É curioso como certas cidades parecem adquirir outra feição quando as vemos sob os filtros noturnos. Falando apenas do que conheço, eu vi isso em Brasília. De cidade, digamos, desprovida de humanidade - humanidade não no sentido de compaixão e clemência, embora há quem diga que ela é exatamente assim; mas no de gênero humano mesmo, de presença de gente, de cheiro de gente, de rastro de gente -, Brasília, à noite, se ainda permanece escondendo suas pessoas, revela-nos uma beleza quase etérea, com seus espaços imensos iluminados e sua atmosfera de sonho. E lá existe gente, sim, como fazem crer as luzinhas acesas nos blocos das superquadras.
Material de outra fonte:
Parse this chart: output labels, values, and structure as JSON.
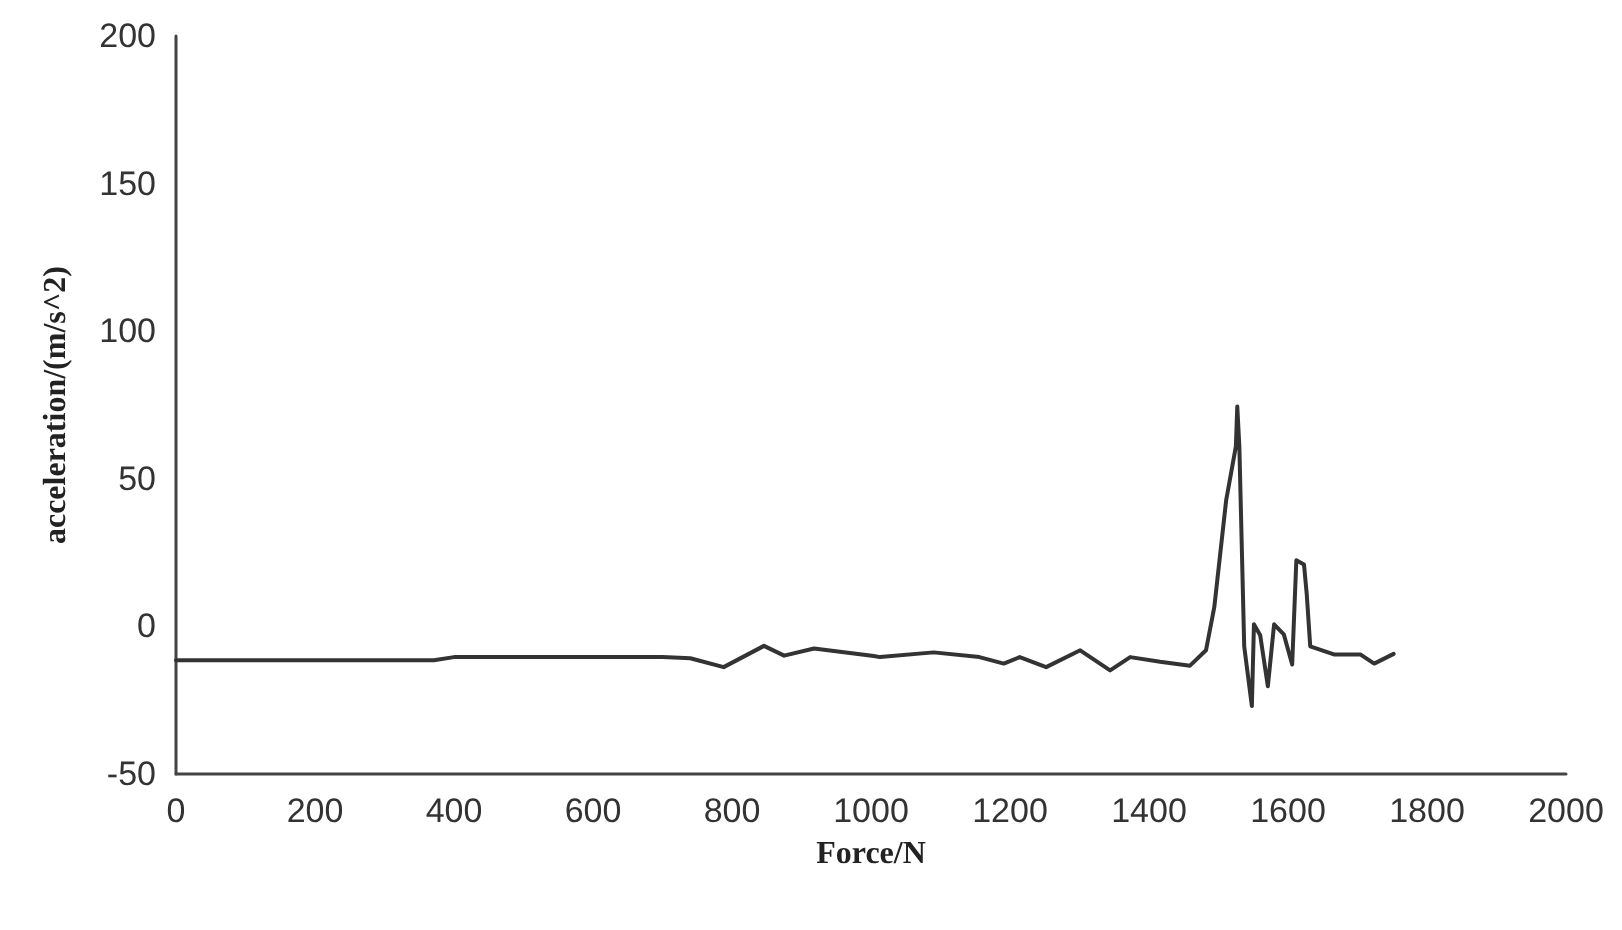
{
  "chart_data": {
    "type": "line",
    "xlabel": "Force/N",
    "ylabel": "acceleration/(m/s^2)",
    "x": [
      0,
      371,
      400,
      700,
      740,
      788,
      846,
      875,
      918,
      1004,
      1013,
      1090,
      1156,
      1191,
      1214,
      1252,
      1301,
      1344,
      1373,
      1416,
      1459,
      1482,
      1494,
      1511,
      1525,
      1527,
      1530,
      1537,
      1548,
      1551,
      1560,
      1571,
      1580,
      1594,
      1606,
      1612,
      1623,
      1627,
      1632,
      1666,
      1704,
      1724,
      1752
    ],
    "series": [
      {
        "color": "#333333",
        "values": [
          -11.5,
          -11.5,
          -10.4,
          -10.4,
          -10.8,
          -13.8,
          -6.6,
          -9.9,
          -7.5,
          -10,
          -10.4,
          -8.8,
          -10.4,
          -12.6,
          -10.4,
          -13.8,
          -8.1,
          -14.9,
          -10.4,
          -12,
          -13.3,
          -8.1,
          6.6,
          42.7,
          61,
          74.5,
          61,
          -6.8,
          -27,
          0.7,
          -3,
          -20.3,
          0.7,
          -2.7,
          -12.9,
          22.4,
          21,
          10.8,
          -6.8,
          -9.5,
          -9.5,
          -12.6,
          -9.3
        ]
      }
    ],
    "xlim": [
      0,
      2000
    ],
    "xticks": [
      0,
      200,
      400,
      600,
      800,
      1000,
      1200,
      1400,
      1600,
      1800,
      2000
    ],
    "ylim": [
      -50,
      200
    ],
    "yticks": [
      -50,
      0,
      50,
      100,
      150,
      200
    ],
    "grid": false,
    "marker": "none",
    "line_style": "solid"
  }
}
Decerto que a noite faz com que alguns aspectos desagradáveis do Recife fiquem como que camuflados - "à noite todo gato é pardo", diz um dito popular -; mas não se pode negar que a cidade ganha nessas horas outros encantos, sobretudo se estivermos no verão. Sim, porque as noites estivais revestem o núcleo primitivo do Recife de uma aura de pura beleza. Beleza essa facilmente verificada nas pontes e nos monumentos iluminados; e na mansidão das águas dos rios correndo para o mar com as luzes todas refletindo nelas.
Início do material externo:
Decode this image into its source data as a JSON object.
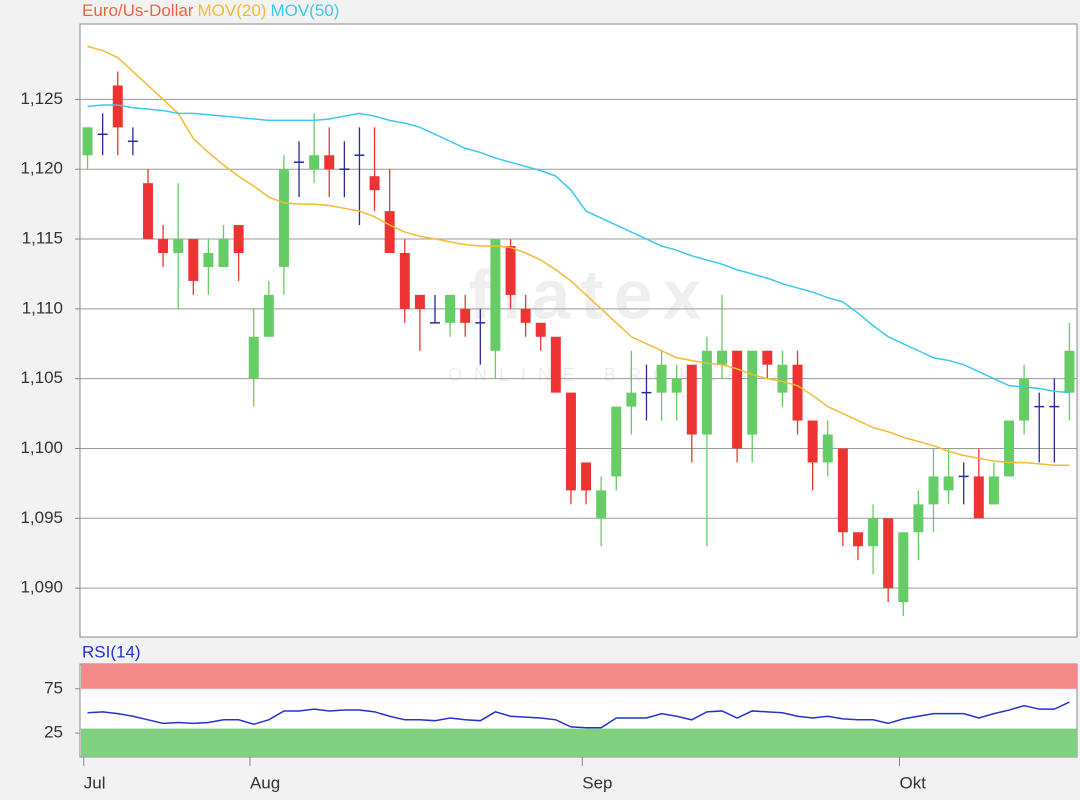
{
  "chart_data": [
    {
      "type": "candlestick",
      "watermark": "flatex",
      "watermark_subtitle": "ONLINE BROKER",
      "categories": [
        "Jul",
        null,
        null,
        null,
        null,
        null,
        null,
        null,
        null,
        null,
        null,
        "Aug",
        null,
        null,
        null,
        null,
        null,
        null,
        null,
        null,
        null,
        null,
        null,
        null,
        null,
        null,
        null,
        null,
        null,
        null,
        null,
        null,
        null,
        "Sep",
        null,
        null,
        null,
        null,
        null,
        null,
        null,
        null,
        null,
        null,
        null,
        null,
        null,
        null,
        null,
        null,
        null,
        null,
        null,
        null,
        "Okt",
        null,
        null,
        null,
        null,
        null,
        null,
        null,
        null,
        null,
        null,
        null
      ],
      "series": [
        {
          "name": "Euro/Us-Dollar",
          "color": "#f0643c",
          "up_color": "#66cc66",
          "down_color": "#ee3333",
          "doji_color": "#2a2a9a",
          "open": [
            1.121,
            1.1225,
            1.126,
            1.122,
            1.119,
            1.115,
            1.114,
            1.115,
            1.113,
            1.113,
            1.116,
            1.105,
            1.108,
            1.113,
            1.1205,
            1.12,
            1.121,
            1.12,
            1.121,
            1.1195,
            1.117,
            1.114,
            1.111,
            1.109,
            1.109,
            1.11,
            1.109,
            1.107,
            1.1145,
            1.11,
            1.109,
            1.108,
            1.104,
            1.099,
            1.095,
            1.098,
            1.103,
            1.104,
            1.104,
            1.104,
            1.106,
            1.101,
            1.106,
            1.107,
            1.101,
            1.107,
            1.104,
            1.106,
            1.102,
            1.099,
            1.1,
            1.094,
            1.093,
            1.095,
            1.089,
            1.094,
            1.096,
            1.097,
            1.098,
            1.098,
            1.096,
            1.098,
            1.102,
            1.103,
            1.103,
            1.104
          ],
          "high": [
            1.123,
            1.124,
            1.127,
            1.123,
            1.12,
            1.116,
            1.119,
            1.115,
            1.115,
            1.116,
            1.116,
            1.11,
            1.112,
            1.121,
            1.122,
            1.124,
            1.123,
            1.122,
            1.123,
            1.123,
            1.12,
            1.115,
            1.111,
            1.111,
            1.111,
            1.111,
            1.11,
            1.115,
            1.115,
            1.111,
            1.109,
            1.108,
            1.104,
            1.099,
            1.098,
            1.103,
            1.107,
            1.106,
            1.107,
            1.106,
            1.106,
            1.108,
            1.111,
            1.107,
            1.107,
            1.107,
            1.107,
            1.107,
            1.102,
            1.102,
            1.1,
            1.094,
            1.096,
            1.095,
            1.094,
            1.097,
            1.1,
            1.1,
            1.099,
            1.1,
            1.099,
            1.102,
            1.106,
            1.104,
            1.105,
            1.109
          ],
          "low": [
            1.12,
            1.121,
            1.121,
            1.121,
            1.115,
            1.113,
            1.11,
            1.111,
            1.111,
            1.113,
            1.112,
            1.103,
            1.108,
            1.111,
            1.118,
            1.119,
            1.118,
            1.118,
            1.116,
            1.117,
            1.114,
            1.109,
            1.107,
            1.109,
            1.108,
            1.108,
            1.106,
            1.105,
            1.11,
            1.108,
            1.107,
            1.104,
            1.096,
            1.096,
            1.093,
            1.097,
            1.101,
            1.102,
            1.102,
            1.102,
            1.099,
            1.093,
            1.105,
            1.099,
            1.099,
            1.105,
            1.103,
            1.101,
            1.097,
            1.098,
            1.093,
            1.092,
            1.091,
            1.089,
            1.088,
            1.092,
            1.094,
            1.096,
            1.096,
            1.095,
            1.096,
            1.098,
            1.101,
            1.099,
            1.099,
            1.102
          ],
          "close": [
            1.123,
            1.1225,
            1.123,
            1.122,
            1.115,
            1.114,
            1.115,
            1.112,
            1.114,
            1.115,
            1.114,
            1.108,
            1.111,
            1.12,
            1.1205,
            1.121,
            1.12,
            1.12,
            1.121,
            1.1185,
            1.114,
            1.11,
            1.11,
            1.109,
            1.111,
            1.109,
            1.109,
            1.115,
            1.111,
            1.109,
            1.108,
            1.104,
            1.097,
            1.097,
            1.097,
            1.103,
            1.104,
            1.104,
            1.106,
            1.105,
            1.101,
            1.107,
            1.107,
            1.1,
            1.107,
            1.106,
            1.106,
            1.102,
            1.099,
            1.101,
            1.094,
            1.093,
            1.095,
            1.09,
            1.094,
            1.096,
            1.098,
            1.098,
            1.098,
            1.095,
            1.098,
            1.102,
            1.105,
            1.103,
            1.103,
            1.107
          ]
        },
        {
          "name": "MOV(20)",
          "type": "line",
          "color": "#f5b935",
          "values": [
            1.1288,
            1.1285,
            1.128,
            1.127,
            1.126,
            1.125,
            1.124,
            1.1222,
            1.1212,
            1.1203,
            1.1195,
            1.1188,
            1.118,
            1.1176,
            1.1175,
            1.1175,
            1.1174,
            1.1172,
            1.117,
            1.1166,
            1.116,
            1.1155,
            1.1152,
            1.115,
            1.1148,
            1.1146,
            1.1145,
            1.1145,
            1.1144,
            1.114,
            1.1135,
            1.1128,
            1.112,
            1.111,
            1.11,
            1.109,
            1.108,
            1.1075,
            1.107,
            1.1065,
            1.1063,
            1.1061,
            1.106,
            1.1057,
            1.1053,
            1.105,
            1.1048,
            1.1045,
            1.1038,
            1.103,
            1.1025,
            1.102,
            1.1015,
            1.1012,
            1.1008,
            1.1005,
            1.1002,
            1.0998,
            1.0995,
            1.0993,
            1.0991,
            1.099,
            1.099,
            1.0989,
            1.0988,
            1.0988
          ]
        },
        {
          "name": "MOV(50)",
          "type": "line",
          "color": "#3cc8ee",
          "values": [
            1.1245,
            1.1246,
            1.1246,
            1.1244,
            1.1243,
            1.1242,
            1.124,
            1.124,
            1.1239,
            1.1238,
            1.1237,
            1.1236,
            1.1235,
            1.1235,
            1.1235,
            1.1235,
            1.1236,
            1.1238,
            1.124,
            1.1238,
            1.1235,
            1.1233,
            1.123,
            1.1225,
            1.122,
            1.1215,
            1.1212,
            1.1208,
            1.1205,
            1.1202,
            1.1199,
            1.1195,
            1.1185,
            1.117,
            1.1165,
            1.116,
            1.1155,
            1.115,
            1.1145,
            1.1142,
            1.1138,
            1.1135,
            1.1132,
            1.1128,
            1.1125,
            1.1122,
            1.1118,
            1.1115,
            1.1112,
            1.1108,
            1.1105,
            1.1097,
            1.1088,
            1.108,
            1.1075,
            1.107,
            1.1065,
            1.1063,
            1.106,
            1.1055,
            1.105,
            1.1045,
            1.1044,
            1.1043,
            1.1041,
            1.104
          ]
        }
      ],
      "ylim": [
        1.0865,
        1.1304
      ],
      "yticks": [
        {
          "value": 1.09,
          "label": "1,090"
        },
        {
          "value": 1.095,
          "label": "1,095"
        },
        {
          "value": 1.1,
          "label": "1,100"
        },
        {
          "value": 1.105,
          "label": "1,105"
        },
        {
          "value": 1.11,
          "label": "1,110"
        },
        {
          "value": 1.115,
          "label": "1,115"
        },
        {
          "value": 1.12,
          "label": "1,120"
        },
        {
          "value": 1.125,
          "label": "1,125"
        }
      ],
      "grid": true
    },
    {
      "type": "line",
      "series": [
        {
          "name": "RSI(14)",
          "color": "#2233cc",
          "values": [
            48,
            49,
            47,
            44,
            40,
            36,
            37,
            36,
            37,
            40,
            40,
            35,
            40,
            50,
            50,
            52,
            50,
            51,
            51,
            49,
            44,
            40,
            40,
            39,
            42,
            40,
            39,
            49,
            44,
            43,
            42,
            40,
            32,
            31,
            31,
            42,
            42,
            42,
            47,
            44,
            40,
            49,
            50,
            42,
            50,
            49,
            48,
            44,
            42,
            44,
            41,
            40,
            40,
            36,
            41,
            44,
            47,
            47,
            47,
            42,
            47,
            51,
            56,
            52,
            52,
            60
          ]
        }
      ],
      "ylim": [
        -2,
        103
      ],
      "yticks": [
        25,
        75
      ],
      "bands": [
        {
          "from": 75,
          "to": 103,
          "color": "#f48a8a"
        },
        {
          "from": -2,
          "to": 30,
          "color": "#7fd07f"
        }
      ]
    }
  ]
}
                                  
Rua da Aurora e o Rio Capibaribe

      
A noite do Recife também tem seu lado antipoético. Não gosto de ver as mesas dos bares ocupando calçadas e passagens outras de pedestres.
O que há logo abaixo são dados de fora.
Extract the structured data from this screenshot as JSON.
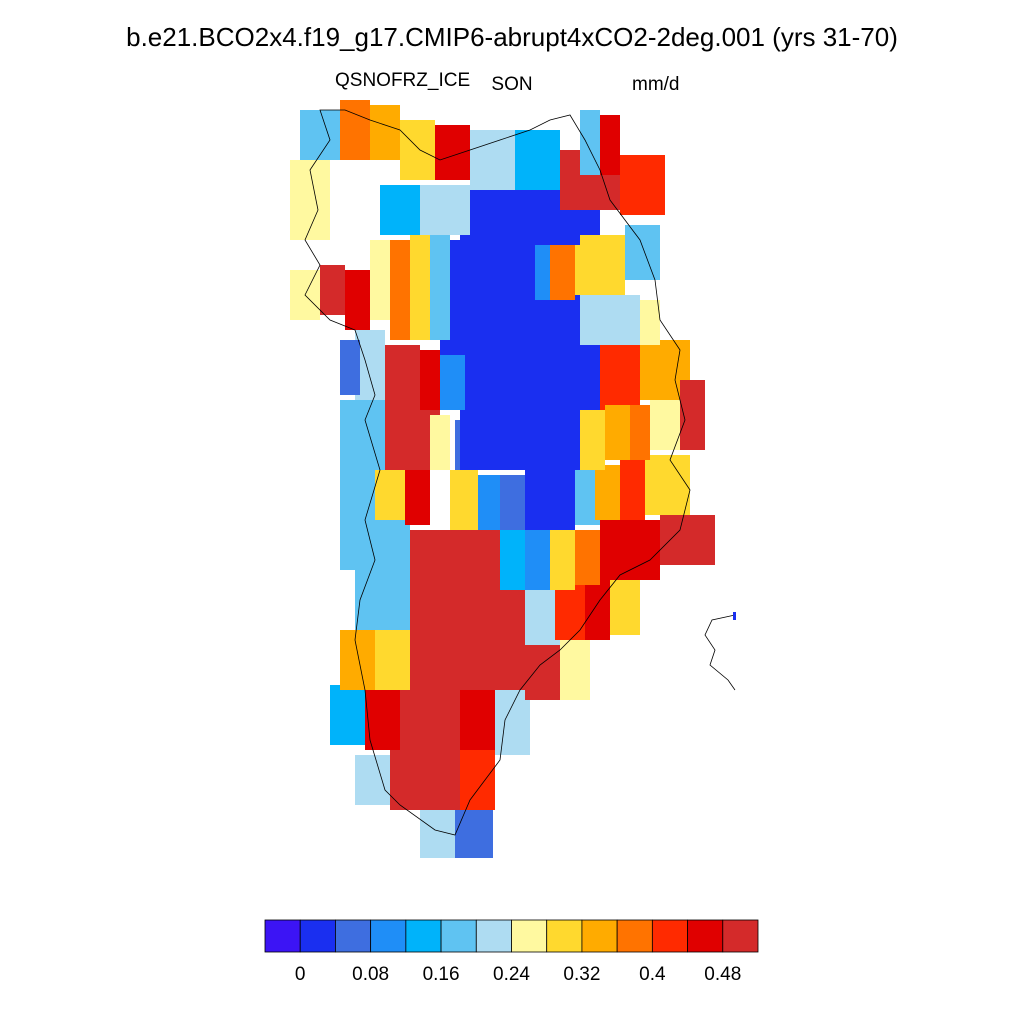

Pescador lançando a tarrafa


Um pescador na Ponte Maurício de Nassau


Também fico indignado quando vejo uma como que pintura, que é o ato do pescador lançar de cima das pontes sua tarrafa nas águas, ser maculada pela ação imunda desse mesmo personagem, que espalha sobre a passagem a sujeira que porventura vem presa à rede, bem como os siris miúdos por ele ali desprezados e que eu, com dó, muitas vezes recolho e devolvo às águas; situação essa que vivencio constantemente ao atravessar as pontes Princesa Isabel, Buarque de Macedo e, principalmente, a Maurício de Nassau. Contrario-me ao observar nas esquinas os catadores de materiais recicláveis - e de comida, não é? - rasgando os sacos plásticos e despejando o lixo sobre as calçadas na maior caradura, emporcalhando o ambiente público, sem que ninguém os repreenda. E protesto igualmente em surdina contra a inépcia da Municipalidade para coibir o abuso de certos vendedores - de frutas e verduras, de dvd's piratas, etc. - que teimam em colocar seus enormes tabuleiros ambulantes nos espaços de pontos de ônibus e nas passagens de veículos e pedestres, num flagrante desrespeito ao bem comum, porque muitos ainda continuam a pensar que o território da cidade é terra de ninguém.


Santander Cultural




Av.  Marquês de Olinda



Apesar de tudo, ao cair a noite, aquela parte do Recife como que se metamorfoseia num outro Recife. Num Recife aparentemente mais acolhedor. Num Recife sem a pecha de "cidade cruel" que lhe foi imputada por Agamenon Magalhães. Num Recife provinciano e universal. Num Recife no qual temporariamente adormece o seu espírito revoltoso. Num Recife, enfim, mergulhado no que pode haver de eterno e de misterioso no manto líquido que o envolve.